Bunda received a singing scholarship at Northwest Nazarene University in Nampa, Idaho, and joined the university’s prestigious, traveling 20-piece brass band.

“They only had two singers in the band, and one of the singers graduated, so they were looking for a new one, and they never, ever picked a freshman. I was so blessed that they picked me, and so I got to sing with them,” she said.

“That year we were able to travel to Australia and Papua New Guinea on a one-month ‘mission through music’ to spread the music of God and brass band. Papua New Guinea is a third-world country, so the people there had never seen 30 white people at once before. It was absolutely life-changing for me, a person from Washougal who had never really seen much diversity,” Bunda said. “It was a life-altering experience. It was amazing.”

After returning to Clark County several years later, Bunda and a friend formed a band called “The Hot Property” that played various gigs in Vancouver and Portland from 2004 to 2015.

“During that time, I worked for the Camas Police Department during the daytime, and during the nighttime, I’d stay out all night long and sing with my band,” she said.

She stepped back from The Hot Property in 2015, when she had her first of her three children. But by then, she had already joined The Bitchins.

“I had been singing with another band called The Bob Miller Almost All-Star Band for a couple years. One year, we played the Fort Vancouver firework show, and one of the guys that was in that band had played with The Bitchins, and he said that they needed some new singers, and he had suggested me,” she said. “By the grace of God, through being in a couple really good bands with top notch people, I was able to get recommended, and I came to this group in 2013 or 2014, and they were awesome. They’re just incredible.

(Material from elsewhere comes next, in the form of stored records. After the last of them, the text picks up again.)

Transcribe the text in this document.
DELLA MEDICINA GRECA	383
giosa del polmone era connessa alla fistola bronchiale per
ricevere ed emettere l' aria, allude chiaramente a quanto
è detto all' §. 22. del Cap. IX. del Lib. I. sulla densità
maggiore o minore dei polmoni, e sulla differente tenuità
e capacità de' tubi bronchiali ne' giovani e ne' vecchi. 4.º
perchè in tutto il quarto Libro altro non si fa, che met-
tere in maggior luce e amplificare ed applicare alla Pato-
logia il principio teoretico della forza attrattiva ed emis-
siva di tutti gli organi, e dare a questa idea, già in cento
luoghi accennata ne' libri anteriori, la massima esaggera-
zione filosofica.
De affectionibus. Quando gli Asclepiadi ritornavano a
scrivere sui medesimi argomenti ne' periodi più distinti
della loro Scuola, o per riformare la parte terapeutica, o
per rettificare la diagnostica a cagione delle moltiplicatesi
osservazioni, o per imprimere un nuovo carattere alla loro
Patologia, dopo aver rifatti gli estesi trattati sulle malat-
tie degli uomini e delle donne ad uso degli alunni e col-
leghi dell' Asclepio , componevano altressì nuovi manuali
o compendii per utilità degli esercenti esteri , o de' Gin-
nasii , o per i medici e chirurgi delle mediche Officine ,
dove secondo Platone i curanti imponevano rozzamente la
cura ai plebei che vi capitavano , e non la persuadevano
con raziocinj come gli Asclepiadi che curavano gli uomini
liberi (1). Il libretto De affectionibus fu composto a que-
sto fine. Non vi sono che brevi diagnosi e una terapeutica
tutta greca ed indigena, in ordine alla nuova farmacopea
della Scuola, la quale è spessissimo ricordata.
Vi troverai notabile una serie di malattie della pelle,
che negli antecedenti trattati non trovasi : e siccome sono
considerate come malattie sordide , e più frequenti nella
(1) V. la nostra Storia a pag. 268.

“I’ve been in a few bands myself over the years, and you (get used to) people coming and going,” she continued. “It’s kind of a moving, living thing where people are filtering in and out. This band has maintained the same players, give or take. If someone has something come up, we get a fill-in, but otherwise, it’s the same people every single year. And they’re excited to come. To keep such a strong group together just makes you that much better every year because you have the right chemistry and the right balance. It really is something special.”